As the pandemic enters the second year, the surge steeper this time, over 4,500 resident doctors across Maharashtra government medical colleges (GMC), who have been drafted in the fight against Covid-19, have started complaining about losing out on academics.
Resident doctors at T N Topiwala medical college in Mumbai went on mass leave on Tuesday to protest against the conversion of the hospital into a dedicated Covid-19 facility. Except in intensive care units, the doctors did not report for work.
On Monday, the Maharashtra Association of Resident Doctors (MARD) had written to the Directorate of Medical Education and Research (DMER), warning that doctors who are not on Covid-19 duty would go on strike across the state if demands of those on pandemic duty are not met. The demands include allowing quarantine period post duty, roping in Ayush doctors for Covid-19 work, recruiting more medical officers, continuing with other routine surgeries and ensuring smooth supply of gloves, needles and syringes.
“Last year, resident doctors had agreed to work in Covid-19 wards because it was an unprecedented medical emergency. But if the same happens this year, they will lose two years of education,” said Dr Dnyaneshwar Patil, president of MARD.
Many young doctors, who have taken admissions in specialised postgraduate courses, have claimed that the emphasis on Covid-19 work has meant that they hardly got to interact or gain practical experience in treating patients suffering from other ailments.

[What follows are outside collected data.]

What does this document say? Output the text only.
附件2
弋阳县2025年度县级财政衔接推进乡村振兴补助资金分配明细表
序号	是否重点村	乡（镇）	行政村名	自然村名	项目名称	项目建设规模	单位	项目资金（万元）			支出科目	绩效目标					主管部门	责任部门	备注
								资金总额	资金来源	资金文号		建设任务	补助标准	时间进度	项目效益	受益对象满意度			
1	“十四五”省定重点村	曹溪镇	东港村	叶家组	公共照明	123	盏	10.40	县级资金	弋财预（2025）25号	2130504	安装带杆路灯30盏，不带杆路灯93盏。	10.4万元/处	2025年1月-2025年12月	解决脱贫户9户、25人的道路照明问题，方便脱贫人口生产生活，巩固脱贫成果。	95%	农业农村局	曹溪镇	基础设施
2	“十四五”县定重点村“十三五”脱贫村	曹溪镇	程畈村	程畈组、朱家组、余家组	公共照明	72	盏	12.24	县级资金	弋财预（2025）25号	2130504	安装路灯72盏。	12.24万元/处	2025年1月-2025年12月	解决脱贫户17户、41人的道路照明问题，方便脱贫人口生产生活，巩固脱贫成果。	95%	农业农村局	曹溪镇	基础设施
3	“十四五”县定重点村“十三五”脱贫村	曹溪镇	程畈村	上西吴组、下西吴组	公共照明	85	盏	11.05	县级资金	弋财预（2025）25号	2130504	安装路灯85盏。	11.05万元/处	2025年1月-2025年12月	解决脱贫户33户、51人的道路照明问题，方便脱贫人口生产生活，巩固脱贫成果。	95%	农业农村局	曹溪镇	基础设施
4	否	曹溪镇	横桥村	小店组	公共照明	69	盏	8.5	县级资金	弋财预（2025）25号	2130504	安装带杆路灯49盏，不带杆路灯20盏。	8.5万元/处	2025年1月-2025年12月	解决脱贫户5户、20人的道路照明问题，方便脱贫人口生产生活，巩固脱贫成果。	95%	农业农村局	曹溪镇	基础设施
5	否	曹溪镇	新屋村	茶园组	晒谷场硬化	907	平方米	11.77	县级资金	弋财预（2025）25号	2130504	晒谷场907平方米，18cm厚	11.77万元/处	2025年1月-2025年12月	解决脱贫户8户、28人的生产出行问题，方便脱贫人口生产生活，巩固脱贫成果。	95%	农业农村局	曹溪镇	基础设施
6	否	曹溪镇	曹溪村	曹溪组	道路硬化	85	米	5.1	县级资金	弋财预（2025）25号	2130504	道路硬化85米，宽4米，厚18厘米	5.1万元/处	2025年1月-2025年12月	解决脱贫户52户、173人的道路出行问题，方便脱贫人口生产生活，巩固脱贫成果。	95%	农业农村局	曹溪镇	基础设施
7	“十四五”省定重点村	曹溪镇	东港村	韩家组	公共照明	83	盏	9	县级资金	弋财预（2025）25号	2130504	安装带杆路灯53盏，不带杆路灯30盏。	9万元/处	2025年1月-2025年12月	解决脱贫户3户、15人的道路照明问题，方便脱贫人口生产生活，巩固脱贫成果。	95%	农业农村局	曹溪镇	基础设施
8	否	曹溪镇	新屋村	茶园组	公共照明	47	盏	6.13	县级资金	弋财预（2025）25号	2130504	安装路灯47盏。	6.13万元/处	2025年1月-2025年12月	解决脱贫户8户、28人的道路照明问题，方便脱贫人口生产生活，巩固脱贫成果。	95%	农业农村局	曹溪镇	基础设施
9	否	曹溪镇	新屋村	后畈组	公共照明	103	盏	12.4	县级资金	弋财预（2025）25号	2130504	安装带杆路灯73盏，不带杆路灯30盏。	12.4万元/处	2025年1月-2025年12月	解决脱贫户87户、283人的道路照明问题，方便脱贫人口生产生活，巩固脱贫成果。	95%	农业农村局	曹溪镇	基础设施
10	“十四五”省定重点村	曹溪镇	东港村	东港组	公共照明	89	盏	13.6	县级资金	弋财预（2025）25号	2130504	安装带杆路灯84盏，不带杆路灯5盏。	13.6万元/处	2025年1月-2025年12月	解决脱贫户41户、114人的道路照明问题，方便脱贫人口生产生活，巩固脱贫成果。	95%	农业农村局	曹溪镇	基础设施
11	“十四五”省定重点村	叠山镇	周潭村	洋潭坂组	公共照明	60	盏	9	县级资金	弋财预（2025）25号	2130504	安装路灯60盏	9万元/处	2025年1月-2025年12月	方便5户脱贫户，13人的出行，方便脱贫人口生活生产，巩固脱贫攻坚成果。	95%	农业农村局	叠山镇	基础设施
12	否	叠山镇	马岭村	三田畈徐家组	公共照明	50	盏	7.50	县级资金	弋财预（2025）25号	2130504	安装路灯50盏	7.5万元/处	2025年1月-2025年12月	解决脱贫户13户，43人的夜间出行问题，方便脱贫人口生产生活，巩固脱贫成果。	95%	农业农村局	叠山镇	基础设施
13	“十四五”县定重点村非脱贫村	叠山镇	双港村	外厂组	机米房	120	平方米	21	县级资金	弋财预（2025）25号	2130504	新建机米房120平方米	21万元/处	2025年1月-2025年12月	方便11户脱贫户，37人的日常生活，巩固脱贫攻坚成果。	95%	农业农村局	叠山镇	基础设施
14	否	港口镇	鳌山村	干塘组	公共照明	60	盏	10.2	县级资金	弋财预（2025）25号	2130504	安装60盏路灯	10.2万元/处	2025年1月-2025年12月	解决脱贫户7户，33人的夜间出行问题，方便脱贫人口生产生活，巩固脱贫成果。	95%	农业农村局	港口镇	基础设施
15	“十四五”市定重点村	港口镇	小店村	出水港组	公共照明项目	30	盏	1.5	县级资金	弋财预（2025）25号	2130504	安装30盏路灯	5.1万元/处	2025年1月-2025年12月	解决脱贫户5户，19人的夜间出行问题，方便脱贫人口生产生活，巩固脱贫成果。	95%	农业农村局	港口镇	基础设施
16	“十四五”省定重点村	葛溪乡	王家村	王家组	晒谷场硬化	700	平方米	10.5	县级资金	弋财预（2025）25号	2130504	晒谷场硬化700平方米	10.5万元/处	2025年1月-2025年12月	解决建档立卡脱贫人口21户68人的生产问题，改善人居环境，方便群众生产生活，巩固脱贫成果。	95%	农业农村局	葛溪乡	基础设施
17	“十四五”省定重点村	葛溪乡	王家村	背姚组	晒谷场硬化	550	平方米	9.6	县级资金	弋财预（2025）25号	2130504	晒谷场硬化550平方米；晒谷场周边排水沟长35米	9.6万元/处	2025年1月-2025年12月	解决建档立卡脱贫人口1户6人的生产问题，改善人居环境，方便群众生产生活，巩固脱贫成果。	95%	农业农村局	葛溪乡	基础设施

Dr Abhijit Kulkarni, a third-year ophthalmology student, has conducted less than 20 eye surgeries last year. Usually, second-year doctor perform close to 100 surgeries. “These two years will produce a batch of incompetent doctors,” he rued.
The Medical Council of India (MCI) is mulling over solutions. Dr Avinash Supe, member of the expert group of MCI academic cell, said, “We have discussed whether we can add a year of paid residency for second and third-year students to compensate for their academic loss. In that one year, they will receive hands on experience in their specialty.”
Maintaining that the “fatigue is understandable”, he added: “Most doctors were getting ready to return to normal work. Nobody expected the second wave to be so strong. It is a difficult situation for doctors and the government.”
On April 3, The Indian Express spent two hours at Aurangabad GMC’s 12-bed Covid-19 emergency ward with two resident doctors, one ward boy and a nurse. Around 10 pm, 13 patients were sharing 12 beds. By midnight, 15 more patients had been admitted.
When the number of beds fell short, two patients shared a bed, some occupied benches. Their relatives followed a second-year doctor to arrange for a bed in the general ward, to get the oxygen tube fixed properly, to control breathlessness and for medicines.
“We have only 13 oxygen ports. When the number of patients increase, we split a port into two tubes, which reduces oxygen supply per patient. The patient load is high and difficult to manage,” the doctor said.
His personal protective equipment is drenched in two hours of duty and he has no time for a bathroom break in his six-hour duty. He alternates between conducting antigen tests to making space for new patients.
The Aurangabad GMC has over 120 posts for doctors vacant, MP Imtiaz Jaleel said. Of the 490 resident doctors, 150 are on Covid-19 duty, more are slated to join. Also, at least 25 are actively infected.
The latest rise in cases has skewed the doctor-patient ratio – until last year, there was one doctor for 20 patients in the GMC’s general ward, now there is one for 40, MARD doctors said.
T N Topiwala medical college exclusively treated only Covid-19 patients last year. “All pre-clinical, para-clinical, clinical, surgical and super-specialty resident doctors pursuing postgraduate programmes were roped in on Covid-19 duty for the entire year. If this continues this year, they will lose two of their three years of education,” said student president Dr Nilesh Kalyankar.
Dr T P Lahane, Director of DMER, said they are faced with limited solutions. “We are treating people with other ailments but have to limit the number of patients being admitted to prevent them getting infected with Covid-19.”
“Resident doctors are given six-hour duty, before pandemic it was 12 hours. They need to support the government at this juncture,” he added.